Il datore rilevava, inoltre, l’erroneità della pronuncia del giudice di seconde cure nel momento in cui aveva dato luogo all’automatica personalizzazione del danno, anche in assenza di precise allegazioni a opera del lavoratore. Sul punto, la Cassazione è chiara nel sancire la fondatezza del motivo, non essendo stata motivata la personalizzazione in relazione alle allegazioni della parte ed essendo onere del giudice dar conto espressamente delle specifiche circostanze – o indicate dalla parte o, comunque, risultanti dagli atti – che valgono a superare le conseguenze ordinarie già previste e compensate dalla liquidazione forfettizzata assicurata dalle previsioni tabellari.
Ancora, il datore deduceva la violazione dell’art. 1223 c.c., per gli interessi calcolati su somme integralmente rivalutate quale danno da lucro cessante.
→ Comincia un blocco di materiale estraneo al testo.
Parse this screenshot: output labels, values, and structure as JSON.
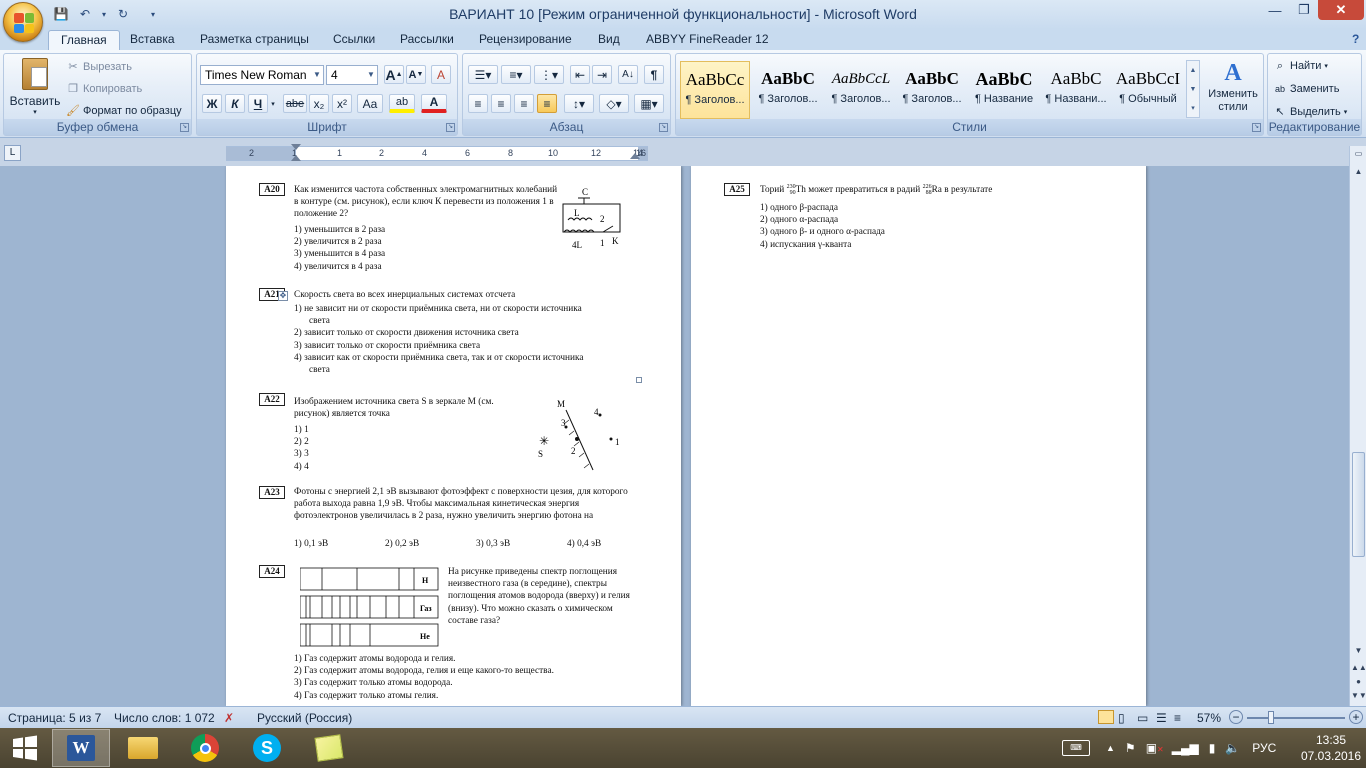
{
  "window": {
    "title": "ВАРИАНТ 10 [Режим ограниченной функциональности] - Microsoft Word",
    "minimize": "—",
    "maximize": "❐",
    "close": "✕",
    "help": "?"
  },
  "qat": [
    "💾",
    "↶",
    "▾",
    "↻",
    "▾"
  ],
  "tabs": [
    "Главная",
    "Вставка",
    "Разметка страницы",
    "Ссылки",
    "Рассылки",
    "Рецензирование",
    "Вид",
    "ABBYY FineReader 12"
  ],
  "ribbon": {
    "clipboard": {
      "label": "Буфер обмена",
      "paste": "Вставить",
      "cut": "Вырезать",
      "copy": "Копировать",
      "format_painter": "Формат по образцу"
    },
    "font": {
      "label": "Шрифт",
      "font_name": "Times New Roman",
      "font_size": "4",
      "grow": "A",
      "shrink": "A",
      "clear": "A",
      "bold": "Ж",
      "italic": "К",
      "underline": "Ч",
      "strike": "abe",
      "sub": "x₂",
      "sup": "x²",
      "case": "Aa",
      "highlight": "ab",
      "color": "A"
    },
    "paragraph": {
      "label": "Абзац"
    },
    "styles": {
      "label": "Стили",
      "change": "Изменить стили",
      "items": [
        {
          "preview": "AaBbCc",
          "name": "¶ Заголов..."
        },
        {
          "preview": "AaBbC",
          "name": "¶ Заголов..."
        },
        {
          "preview": "AaBbCcL",
          "name": "¶ Заголов..."
        },
        {
          "preview": "AaBbC",
          "name": "¶ Заголов..."
        },
        {
          "preview": "AaBbC",
          "name": "¶ Название"
        },
        {
          "preview": "AaBbC",
          "name": "¶ Названи..."
        },
        {
          "preview": "AaBbCcI",
          "name": "¶ Обычный"
        }
      ]
    },
    "editing": {
      "label": "Редактирование",
      "find": "Найти",
      "replace": "Заменить",
      "select": "Выделить"
    }
  },
  "ruler": {
    "corner": "L",
    "ticks": [
      "2",
      "1",
      "1",
      "2",
      "4",
      "6",
      "8",
      "10",
      "12",
      "14",
      "16"
    ]
  },
  "page1": {
    "a20": {
      "num": "A20",
      "text": "Как изменится частота собственных электромагнитных колебаний в контуре (см. рисунок), если ключ К перевести из положения 1 в положение 2?",
      "options": [
        "1)  уменьшится в 2 раза",
        "2)  увеличится в 2 раза",
        "3)  уменьшится в 4 раза",
        "4)  увеличится в 4 раза"
      ],
      "fig": {
        "c": "C",
        "l": "L",
        "l4": "4L",
        "p1": "1",
        "p2": "2",
        "k": "K"
      }
    },
    "a21": {
      "num": "A21",
      "text": "Скорость света во всех инерциальных системах отсчета",
      "options": [
        "1)  не зависит ни от скорости приёмника света, ни от скорости источника",
        "света",
        "2)  зависит только от скорости движения источника света",
        "3)  зависит только от скорости приёмника света",
        "4)  зависит как от скорости приёмника света, так и от скорости источника",
        "света"
      ]
    },
    "a22": {
      "num": "A22",
      "text": "Изображением источника света S в зеркале М (см. рисунок) является точка",
      "options": [
        "1)  1",
        "2)  2",
        "3)  3",
        "4)  4"
      ],
      "fig": {
        "m": "M",
        "s": "S",
        "p1": "1",
        "p2": "2",
        "p3": "3",
        "p4": "4"
      }
    },
    "a23": {
      "num": "A23",
      "text": "Фотоны с энергией 2,1 эВ вызывают фотоэффект с поверхности цезия, для которого работа выхода равна 1,9 эВ. Чтобы максимальная кинетическая энергия фотоэлектронов увеличилась в 2 раза, нужно увеличить энергию фотона на",
      "options": [
        "1)  0,1 эВ",
        "2)  0,2 эВ",
        "3)  0,3 эВ",
        "4)  0,4 эВ"
      ]
    },
    "a24": {
      "num": "A24",
      "text": "На рисунке приведены спектр поглощения неизвестного газа (в середине), спектры поглощения атомов водорода (вверху) и гелия (внизу). Что можно сказать о химическом составе газа?",
      "spectra": [
        "H",
        "Газ",
        "He"
      ],
      "options": [
        "1)  Газ содержит атомы водорода и гелия.",
        "2)  Газ содержит атомы водорода, гелия и еще какого-то вещества.",
        "3)  Газ содержит только атомы водорода.",
        "4)  Газ содержит только атомы гелия."
      ]
    }
  },
  "page2": {
    "a25": {
      "num": "A25",
      "text_pre": "Торий ",
      "th_mass": "230",
      "th_num": "90",
      "th": "Th",
      "text_mid": " может превратиться в радий ",
      "ra_mass": "226",
      "ra_num": "88",
      "ra": "Ra",
      "text_post": " в результате",
      "options": [
        "1)  одного β-распада",
        "2)  одного α-распада",
        "3)  одного β- и одного α-распада",
        "4)  испускания γ-кванта"
      ]
    }
  },
  "status": {
    "page": "Страница: 5 из 7",
    "words": "Число слов: 1 072",
    "lang": "Русский (Россия)",
    "zoom": "57%"
  },
  "taskbar": {
    "lang": "РУС",
    "time": "13:35",
    "date": "07.03.2016"
  },
  "colors": {
    "ribbon_accent": "#2b579a",
    "selected_style": "#fde39a",
    "taskbar": "#4a4331"
  }
}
Nel dichiarare anche questo motivo fondato, i giudici di legittimità chiariscono che gli interessi si calcolano su somme “annualmente e via via rivalutate”.
Infine, con l’ultimo motivo di ricorso, il datore di lavoro lamentava la violazione dell’art. 1218 c.c., per la diversa decorrenza di interessi e rivalutazione in relazione a diversi tipi di danno. Nel dichiarare fondato il motivo, la Corte rileva che solo per il danno biologico temporaneo gli interessi relativi al lucro cessante da ritardo possono decorrere dalla data del sinistro, mentre per il danno biologico differenziale permanente, come per quello morale, gli interessi si calcolano dalla fine del periodo di invalidità temporanea, che rappresenta il momento a partire dal quale tali danni vanno liquidati.